Une mobilisation trop tardive en Algérien: 

Face à la progression fulgurante des essaims de criquets pèlerins, les autorités de la wilaya d’El Meniaâ ont dû réagir en urgence. Un plan de prévention a été mis en place, incluant la création d’une cellule de crise composée de 13 membres. Les autorités ont assuré que des mesures seraient bientôt prises pour contenir l’invasion, notamment la mise à disposition de pesticides et d’équipements spécialisés. Mais la menace est bien plus grande qu’annoncée, et les agriculteurs s’inquiètent déjà des pertes catastrophiques que cette invasion pourrait engendrer.

L’Algérie, déjà fragilisée par une crise alimentaire et une gestion agricole chaotique, voit ainsi un nouveau danger s’ajouter à la liste de ses défis. Les criquets, capables de parcourir des centaines de kilomètres en quelques jours, s’attaquent principalement aux cultures céréalières et maraîchères, mettant directement en péril l’approvisionnement des marchés en produits alimentaires de première nécessité.

Le sud de la Tunisie dévasté: 

De l’autre côté de la frontière, la situation est tout aussi alarmante. Le ministère de l’Agriculture tunisien a officiellement décrété « l’état d’urgence » après la détection d’essaims de criquets pèlerins dans le gouvernorat de Tataouine, au sud du pays. Bien que les autorités tentent de minimiser l’ampleur du danger, les vents du sud, favorisant le déplacement rapide de ces insectes dévastateurs, menacent d’aggraver la situation à tout moment.

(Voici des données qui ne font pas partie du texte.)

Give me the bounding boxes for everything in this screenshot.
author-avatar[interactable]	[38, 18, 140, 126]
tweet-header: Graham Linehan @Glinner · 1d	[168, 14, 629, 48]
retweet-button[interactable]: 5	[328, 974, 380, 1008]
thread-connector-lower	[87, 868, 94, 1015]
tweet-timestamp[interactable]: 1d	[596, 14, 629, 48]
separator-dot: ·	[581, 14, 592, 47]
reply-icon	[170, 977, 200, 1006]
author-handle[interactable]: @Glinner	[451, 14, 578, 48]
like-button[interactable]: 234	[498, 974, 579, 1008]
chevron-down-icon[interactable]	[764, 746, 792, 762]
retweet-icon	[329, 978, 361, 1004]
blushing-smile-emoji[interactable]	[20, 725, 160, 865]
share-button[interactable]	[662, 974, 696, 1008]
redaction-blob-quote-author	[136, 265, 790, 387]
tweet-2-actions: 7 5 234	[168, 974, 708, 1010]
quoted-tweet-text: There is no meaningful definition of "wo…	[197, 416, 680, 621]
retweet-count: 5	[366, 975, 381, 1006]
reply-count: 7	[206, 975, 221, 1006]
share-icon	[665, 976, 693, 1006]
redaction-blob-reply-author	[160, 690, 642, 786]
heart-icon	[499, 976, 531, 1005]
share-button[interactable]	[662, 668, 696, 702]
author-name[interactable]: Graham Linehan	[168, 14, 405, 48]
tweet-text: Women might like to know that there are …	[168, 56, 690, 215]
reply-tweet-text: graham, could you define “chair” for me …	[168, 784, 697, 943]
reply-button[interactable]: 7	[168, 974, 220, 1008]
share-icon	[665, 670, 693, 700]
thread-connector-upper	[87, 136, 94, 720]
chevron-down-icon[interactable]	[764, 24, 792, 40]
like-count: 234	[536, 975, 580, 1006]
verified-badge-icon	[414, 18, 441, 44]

Les équipes techniques sur le terrain affirment que le couvert végétal de la région de Dehiba est gravement touché. Les autorités auraient activé trop tard les comités régionaux de lutte contre les criquets et auraient mis en place quelques lignes de défense aux frontières sud, mais bien trop insuffisantes face à l’ampleur de l’invasion.

La Tunisie, déjà confrontée à des sécheresses récurrentes et à une crise économique sans précédent, pourrait voir son secteur agricole subir un coup fatal si les criquets venaient à proliférer davantage.

Une menace venue du Sahel et de Libye !

Cette invasion, qui trouve son origine dans les pays du Sahel et d’Afrique du Nord, notamment en Libye, est amplifiée par des conditions climatiques favorables. La sécheresse et la chaleur extrême favorisent la reproduction rapide des criquets, tandis que l’absence de stratégies de lutte efficaces dans certaines régions permet leur prolifération incontrôlée.

En Algérie et en Tunisie, le retard dans l’intervention pourrait coûter des millions de dollars en pertes agricoles et exacerber la crise alimentaire qui frappe déjà ces deux pays mal gouvernés 

L’heure est grave : sans une riposte rapide et efficace, les criquets pèlerins pourraient réduire à néant des mois de travail agricole, plongeant les populations locales dans une insécurité alimentaire dramatique.